Technical Expert Opinions and Ecosystem Perspectives
Recent discussions among Kubernetes and cloud computing experts highlight JobSet as a pivotal tool for bridging the gap between theoretical orchestration models and practical deployment realities. Architects emphasize the importance of customizable resource allocation and topology-aware scheduling to accommodate increasingly network-sensitive and compute-intensive workloads. With growing demands from both AI research and HPC industries, JobSet’s modular and extensible architecture is well-positioned to influence future orchestration strategies and best practices.

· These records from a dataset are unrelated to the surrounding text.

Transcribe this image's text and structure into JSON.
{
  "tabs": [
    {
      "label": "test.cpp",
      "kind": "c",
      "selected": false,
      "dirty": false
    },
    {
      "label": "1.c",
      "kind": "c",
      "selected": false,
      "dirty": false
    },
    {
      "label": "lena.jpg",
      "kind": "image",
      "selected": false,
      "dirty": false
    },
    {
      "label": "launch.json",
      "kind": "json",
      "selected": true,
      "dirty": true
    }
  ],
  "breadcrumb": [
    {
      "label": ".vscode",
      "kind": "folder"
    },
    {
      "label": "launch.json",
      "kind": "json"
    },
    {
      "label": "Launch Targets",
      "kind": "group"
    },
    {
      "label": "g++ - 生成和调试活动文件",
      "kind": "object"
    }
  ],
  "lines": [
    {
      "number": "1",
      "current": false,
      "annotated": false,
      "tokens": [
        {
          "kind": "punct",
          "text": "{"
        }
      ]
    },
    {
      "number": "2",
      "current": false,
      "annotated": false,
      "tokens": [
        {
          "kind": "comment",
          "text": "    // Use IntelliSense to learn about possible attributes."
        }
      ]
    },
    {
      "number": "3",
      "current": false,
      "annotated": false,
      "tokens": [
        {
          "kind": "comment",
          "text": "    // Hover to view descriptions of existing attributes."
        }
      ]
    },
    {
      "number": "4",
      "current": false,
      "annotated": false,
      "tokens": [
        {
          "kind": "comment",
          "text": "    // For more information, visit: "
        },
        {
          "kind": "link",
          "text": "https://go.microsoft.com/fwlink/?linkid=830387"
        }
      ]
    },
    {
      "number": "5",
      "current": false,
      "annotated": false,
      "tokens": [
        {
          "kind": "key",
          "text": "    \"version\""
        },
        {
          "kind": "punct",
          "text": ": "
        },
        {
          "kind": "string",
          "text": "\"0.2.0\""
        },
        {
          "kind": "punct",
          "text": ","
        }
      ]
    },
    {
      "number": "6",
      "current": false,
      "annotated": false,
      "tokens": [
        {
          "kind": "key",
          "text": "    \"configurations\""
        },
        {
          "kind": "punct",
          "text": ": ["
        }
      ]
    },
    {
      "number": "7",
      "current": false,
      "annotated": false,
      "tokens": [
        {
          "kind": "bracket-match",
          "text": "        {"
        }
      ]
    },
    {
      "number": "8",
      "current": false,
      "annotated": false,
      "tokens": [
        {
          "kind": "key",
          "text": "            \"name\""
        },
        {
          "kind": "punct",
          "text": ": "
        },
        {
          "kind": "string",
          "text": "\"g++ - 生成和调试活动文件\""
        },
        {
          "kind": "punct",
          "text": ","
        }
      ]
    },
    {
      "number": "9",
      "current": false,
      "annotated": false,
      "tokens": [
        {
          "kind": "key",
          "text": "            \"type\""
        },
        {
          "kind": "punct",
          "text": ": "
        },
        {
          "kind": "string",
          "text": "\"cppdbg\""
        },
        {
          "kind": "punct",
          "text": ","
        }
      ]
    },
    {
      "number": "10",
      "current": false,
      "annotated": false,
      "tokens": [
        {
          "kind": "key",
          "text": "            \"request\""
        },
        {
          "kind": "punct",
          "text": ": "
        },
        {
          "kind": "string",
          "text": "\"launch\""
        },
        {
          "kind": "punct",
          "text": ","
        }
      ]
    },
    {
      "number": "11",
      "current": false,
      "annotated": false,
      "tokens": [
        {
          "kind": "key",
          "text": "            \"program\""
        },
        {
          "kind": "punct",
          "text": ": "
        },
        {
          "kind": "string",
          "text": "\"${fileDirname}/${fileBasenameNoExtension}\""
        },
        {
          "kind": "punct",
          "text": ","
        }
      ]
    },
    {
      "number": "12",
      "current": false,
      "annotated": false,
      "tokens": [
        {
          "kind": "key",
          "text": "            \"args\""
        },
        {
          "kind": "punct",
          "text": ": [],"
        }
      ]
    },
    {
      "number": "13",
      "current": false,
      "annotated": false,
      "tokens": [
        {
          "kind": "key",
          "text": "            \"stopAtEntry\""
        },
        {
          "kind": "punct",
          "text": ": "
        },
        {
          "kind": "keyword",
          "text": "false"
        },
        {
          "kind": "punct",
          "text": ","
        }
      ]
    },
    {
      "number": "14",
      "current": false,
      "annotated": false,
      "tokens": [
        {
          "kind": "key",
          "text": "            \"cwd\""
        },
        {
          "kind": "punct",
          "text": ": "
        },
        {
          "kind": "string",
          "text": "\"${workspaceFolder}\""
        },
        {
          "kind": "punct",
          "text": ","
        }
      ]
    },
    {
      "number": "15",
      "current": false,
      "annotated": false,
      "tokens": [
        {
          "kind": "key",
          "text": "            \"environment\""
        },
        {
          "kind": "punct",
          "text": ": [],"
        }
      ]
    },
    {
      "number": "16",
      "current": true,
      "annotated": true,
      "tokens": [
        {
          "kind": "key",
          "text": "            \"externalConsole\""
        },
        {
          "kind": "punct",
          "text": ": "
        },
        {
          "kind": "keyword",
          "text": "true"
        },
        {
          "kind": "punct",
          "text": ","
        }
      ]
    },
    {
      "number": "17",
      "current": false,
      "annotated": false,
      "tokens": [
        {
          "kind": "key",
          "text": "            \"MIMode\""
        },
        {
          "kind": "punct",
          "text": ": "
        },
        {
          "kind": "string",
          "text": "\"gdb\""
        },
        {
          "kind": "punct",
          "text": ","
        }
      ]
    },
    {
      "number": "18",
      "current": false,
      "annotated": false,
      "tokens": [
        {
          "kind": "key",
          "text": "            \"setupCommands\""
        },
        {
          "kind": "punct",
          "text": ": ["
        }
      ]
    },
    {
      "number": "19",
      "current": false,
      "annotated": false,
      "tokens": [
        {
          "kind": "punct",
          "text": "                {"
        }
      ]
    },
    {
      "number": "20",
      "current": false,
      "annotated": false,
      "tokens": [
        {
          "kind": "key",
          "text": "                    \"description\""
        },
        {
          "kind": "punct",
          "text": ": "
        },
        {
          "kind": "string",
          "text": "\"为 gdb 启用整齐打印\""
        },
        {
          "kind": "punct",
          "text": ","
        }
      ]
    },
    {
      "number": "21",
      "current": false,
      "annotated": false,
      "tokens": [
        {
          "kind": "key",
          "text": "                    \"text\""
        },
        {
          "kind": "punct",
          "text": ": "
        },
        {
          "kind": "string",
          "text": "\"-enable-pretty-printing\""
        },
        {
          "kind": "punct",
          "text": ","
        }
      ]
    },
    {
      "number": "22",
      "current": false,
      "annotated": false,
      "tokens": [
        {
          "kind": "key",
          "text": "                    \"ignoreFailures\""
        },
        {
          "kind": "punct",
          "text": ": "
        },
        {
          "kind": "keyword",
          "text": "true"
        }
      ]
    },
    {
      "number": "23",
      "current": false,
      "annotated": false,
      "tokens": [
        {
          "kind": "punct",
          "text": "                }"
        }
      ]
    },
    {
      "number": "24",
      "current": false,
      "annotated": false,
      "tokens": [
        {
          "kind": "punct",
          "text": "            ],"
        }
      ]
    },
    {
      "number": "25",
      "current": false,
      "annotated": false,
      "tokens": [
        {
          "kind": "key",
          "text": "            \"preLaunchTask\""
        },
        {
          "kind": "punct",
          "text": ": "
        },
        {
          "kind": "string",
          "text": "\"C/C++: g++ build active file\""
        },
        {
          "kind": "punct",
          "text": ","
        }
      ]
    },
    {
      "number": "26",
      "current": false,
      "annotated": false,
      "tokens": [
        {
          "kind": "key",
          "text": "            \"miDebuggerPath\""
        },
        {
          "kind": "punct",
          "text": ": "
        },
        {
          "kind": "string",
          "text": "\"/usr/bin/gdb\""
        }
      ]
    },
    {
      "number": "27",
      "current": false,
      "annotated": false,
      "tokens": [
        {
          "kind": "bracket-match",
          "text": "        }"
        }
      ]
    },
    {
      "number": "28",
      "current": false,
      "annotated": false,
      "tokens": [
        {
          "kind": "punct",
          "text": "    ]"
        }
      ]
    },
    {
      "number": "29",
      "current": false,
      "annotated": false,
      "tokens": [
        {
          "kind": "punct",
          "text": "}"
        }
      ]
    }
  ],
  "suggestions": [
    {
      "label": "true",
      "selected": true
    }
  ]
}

Moreover, several thought leaders in the field have noted that integrating JobSet with monitoring tools and distributed tracing systems could yield deeper insights into cluster performance, potentially guiding further optimizations in both software and hardware design.
Conclusion
JobSet represents a significant step forward in the orchestration of distributed training and HPC workloads on Kubernetes. By addressing existing scheduling inefficiencies and introducing advanced configuration options, it offers a robust framework for both early-stage research and large-scale production deployments. We encourage the community to participate in its ongoing evolution and help shape the future of distributed computing.